落合 今回の菅平はスタミナ面を強化するためにジョグの距離を少し増やして走ってきましたが、基本的な練習のサイクルは高校時代のメニューに沿って組んでくれています。少しプラスアルファしている部分もあり、練習の質としては上がっている感じがします。

400m5~6本のインターバルで、高校時代は最後にスピードを上げても53~54秒でしたが、今は56秒からビルドアップしていき、最後は51秒や50秒まで上げていくような練習をしています。

――駒澤大に入って、これまでと違うなと手応えを感じる部分はどういうところですか?

落合 大八木総監督には「有酸素系がまだ弱い」と言われていますが、春先に高地トレーニングとしてアルバカーキ(アメリカ)に行かせてもらい、そこで有酸素強化の練習をできたことで、4月の1500mで自己ベストも出せたし、今のコンスタントに走れる結果に繋がっていると思っています。今はトラック1周目の余裕というのが一番の課題だと思っているので、そこにも持久走の動きがすごく必要だと思っています。

――スプリントはどうですか?

落合 400mの高校時代のベストは48秒76でしたが、今走れば47秒台では走れると思うのでレベルアップはできていると思います。
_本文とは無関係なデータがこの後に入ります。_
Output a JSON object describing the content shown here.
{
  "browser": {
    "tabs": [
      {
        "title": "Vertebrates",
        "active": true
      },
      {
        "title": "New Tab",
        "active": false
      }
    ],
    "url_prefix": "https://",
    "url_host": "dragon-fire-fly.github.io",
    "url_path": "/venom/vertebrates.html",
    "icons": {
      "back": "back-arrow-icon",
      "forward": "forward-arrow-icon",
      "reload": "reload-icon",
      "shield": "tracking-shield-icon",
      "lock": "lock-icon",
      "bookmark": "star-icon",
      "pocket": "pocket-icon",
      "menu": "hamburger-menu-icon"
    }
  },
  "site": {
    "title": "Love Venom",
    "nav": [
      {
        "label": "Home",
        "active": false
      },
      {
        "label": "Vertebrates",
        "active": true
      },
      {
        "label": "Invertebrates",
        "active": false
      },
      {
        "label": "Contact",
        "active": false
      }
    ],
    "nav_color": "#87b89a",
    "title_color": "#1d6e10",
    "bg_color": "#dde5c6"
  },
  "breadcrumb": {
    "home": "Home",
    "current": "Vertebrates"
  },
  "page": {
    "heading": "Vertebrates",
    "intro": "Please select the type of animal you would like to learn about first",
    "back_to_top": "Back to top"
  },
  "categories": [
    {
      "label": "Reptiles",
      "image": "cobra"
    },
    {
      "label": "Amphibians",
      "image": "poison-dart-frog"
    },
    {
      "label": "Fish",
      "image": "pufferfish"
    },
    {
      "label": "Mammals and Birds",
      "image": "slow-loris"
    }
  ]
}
100mは未知数ですが、加速走なら11秒0から10秒台はいけると思います。もちろん800mで日本記録を更新したい気持ちも強いけど、まずはケガをせずにやろうという感じです。

【東京世界陸上】男子800m落合晃19歳の決意「日本記録は絶対に更新して少しでも爪跡を残せるように」
環境の変化にも対応しながら成長を続けている photo by Murakami Shogo

【世界を見据えて突き進む】

――大学に入って、もう一度体を作り直しているという感じだと思いますが、高校生で日本記録を出した重荷はありませんか?

落合 世界で見ると1分44秒8では戦えないと思うし、「日本ではなくて世界を見て、もっと頑張らないと」というのはすごく思います。大八木総監督にも「世界で勝負しなければダメだ」と言われているので、重荷にはなっていません。だから、日本選手権も「最低限日本記録更新はしたい」と思っていたので、勝っても悔しさのほうが強かったです。

――これからの世界との戦いを考えると、最大の目標にするのはどこになりますか。

落合 やっぱり(2028年の)ロス五輪が一番大きな目標かなと思います。その先はまだわからないのでまずは学生のうちに五輪に出場をして、そこで勝負したいという思いが一番強いです。

――パリは経験をしてみたい五輪でしたが、今年の世界陸上はどう考えていますか?

落合 日本記録は絶対に更新して少しでも爪跡を残せるように頑張りたいと思っています。あわよくば準決勝に駒を進められたらいいなと。東京開催なのは環境としても大きなチャンス。アジア選手権の時とは違ってしっかりコンディションも整えて一番いい状態で臨めると思うので、そこで結果を出したいなと思います。

――そのために、課題にしているのは何ですか?

落合 ラストで競り勝たなければいけないということは常に言われているし、ラスト200mを25~6秒で上がらないとダメだと思っています。600mを1分17秒で通過してラストを26秒で上がれば43秒台が見えてくるので、そのラップをイメージして練習に取り組んでいます。そのプランを実現して世界の選手と競り合い、そこで何かをつかめたらなと思います。

――そのあとの課題というのも見えていますか?

落合 今すぐではないですが、総監督には「長い距離の練習も必要だぞ」とは言われています。海外の選手は10マイル走などをやると聞いているので、自分も10マイルくらいまでは走れるようになりたいと思います。それも考えて駒澤大にしたというもの少しはありますけど、駅伝に関しては今のところ「ちょっとすみません」という感じですね(笑)。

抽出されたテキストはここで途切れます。